One is a naval port on the shores of the Pacific Ocean, more than 5,000 miles from Britain. The other lies just across the River Thames from Westminster. Yet if you want to send a package to Vladivostok, in the far east of Russia, Royal Mail will charge you less than it would to send the same item to Vauxhall, in inner London.
An anomaly in postal pricing means that some packets, posted at any UK pillar box or Post Office, are cheaper to send abroad via Airmail than to send to a British address by second-class post. It has led critics to label the Royal Mail’s pricing system as “crazy”. The gulf in prices has arisen after Royal Mail ratcheted up its prices for sending larger items of mail within the UK by first or second class post, at a time when a growing number of packets are being posted by online retailers and by individuals selling items through trading websites such as eBay.
The so-called “pricing in proportion” policy takes into account the size and thickness of each item of mail, as well as weight. Previously, prices were based solely on weight. Anyone posting an item which weighs 100-120g (3.5-4.2oz) and is bulky enough to be a “packet” rather than a letter - more than 353mm (13.9in) long, 250mm (9.8in) wide or 25mm (1in) thick - would need to apply £1.51 in stamps to send it to a UK address by second class post, or £1.72 by first class.
By contrast, they could send the same item anywhere in the “European zone” for only £1.42 by the Airmail small packet service.
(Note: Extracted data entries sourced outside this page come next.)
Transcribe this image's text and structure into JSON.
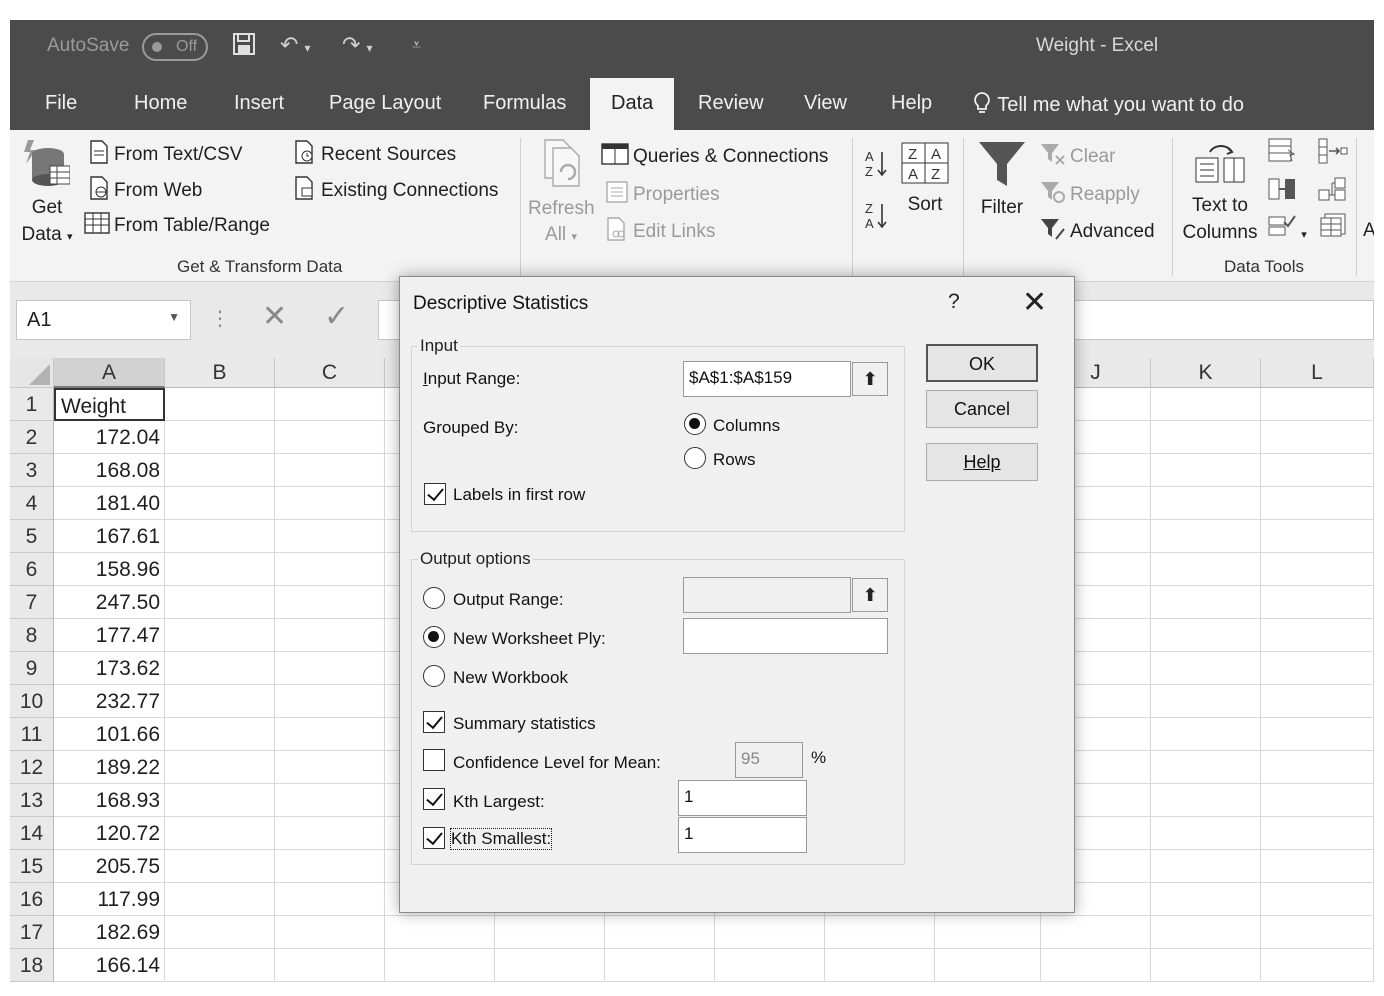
{
  "titlebar": {
    "autosave_label": "AutoSave",
    "autosave_state": "Off",
    "window_title": "Weight  -  Excel"
  },
  "tabs": [
    "File",
    "Home",
    "Insert",
    "Page Layout",
    "Formulas",
    "Data",
    "Review",
    "View",
    "Help"
  ],
  "active_tab": "Data",
  "tell_me": "Tell me what you want to do",
  "ribbon": {
    "get_data": [
      "Get",
      "Data"
    ],
    "from_text_csv": "From Text/CSV",
    "from_web": "From Web",
    "from_table_range": "From Table/Range",
    "recent_sources": "Recent Sources",
    "existing_connections": "Existing Connections",
    "group_get_transform": "Get & Transform Data",
    "refresh_all": [
      "Refresh",
      "All"
    ],
    "queries_connections": "Queries & Connections",
    "properties": "Properties",
    "edit_links": "Edit Links",
    "sort": "Sort",
    "filter": "Filter",
    "clear": "Clear",
    "reapply": "Reapply",
    "advanced": "Advanced",
    "text_to_columns": [
      "Text to",
      "Columns"
    ],
    "group_data_tools": "Data Tools",
    "overflow": "A"
  },
  "formula_bar": {
    "name_box": "A1",
    "formula": ""
  },
  "sheet": {
    "columns": [
      "A",
      "B",
      "C",
      "J",
      "K",
      "L"
    ],
    "row_numbers": [
      "1",
      "2",
      "3",
      "4",
      "5",
      "6",
      "7",
      "8",
      "9",
      "10",
      "11",
      "12",
      "13",
      "14",
      "15",
      "16",
      "17",
      "18"
    ],
    "col_a": [
      "Weight",
      "172.04",
      "168.08",
      "181.40",
      "167.61",
      "158.96",
      "247.50",
      "177.47",
      "173.62",
      "232.77",
      "101.66",
      "189.22",
      "168.93",
      "120.72",
      "205.75",
      "117.99",
      "182.69",
      "166.14"
    ]
  },
  "dialog": {
    "title": "Descriptive Statistics",
    "help_glyph": "?",
    "close_glyph": "✕",
    "input_legend": "Input",
    "input_range_label": "Input Range:",
    "input_range_value": "$A$1:$A$159",
    "grouped_by_label": "Grouped By:",
    "grouped_by_options": [
      "Columns",
      "Rows"
    ],
    "grouped_by_selected": "Columns",
    "labels_first_row": "Labels in first row",
    "labels_first_row_checked": true,
    "output_legend": "Output options",
    "output_range_label": "Output Range:",
    "new_worksheet_label": "New Worksheet Ply:",
    "new_workbook_label": "New Workbook",
    "output_selected": "New Worksheet Ply",
    "summary_statistics": "Summary statistics",
    "summary_statistics_checked": true,
    "confidence_label": "Confidence Level for Mean:",
    "confidence_checked": false,
    "confidence_value": "95",
    "confidence_unit": "%",
    "kth_largest_label": "Kth Largest:",
    "kth_largest_checked": true,
    "kth_largest_value": "1",
    "kth_smallest_label": "Kth Smallest:",
    "kth_smallest_checked": true,
    "kth_smallest_value": "1",
    "ok": "OK",
    "cancel": "Cancel",
    "help": "Help"
  }
}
The zone covers the whole of Europe and the whole of Russia and Turkey. It extends to the former Soviet states of Azerbaijan, Kazakhstan, Kyrgyzstan, Tajikistan, Turkmenistan and Uzbekistan, which are entirely in Asia. Other remote locations which come within the European zone are the Azores in the mid-Atlantic, the Canary Islands off Africa, and the Faroe Islands in the North Atlantic.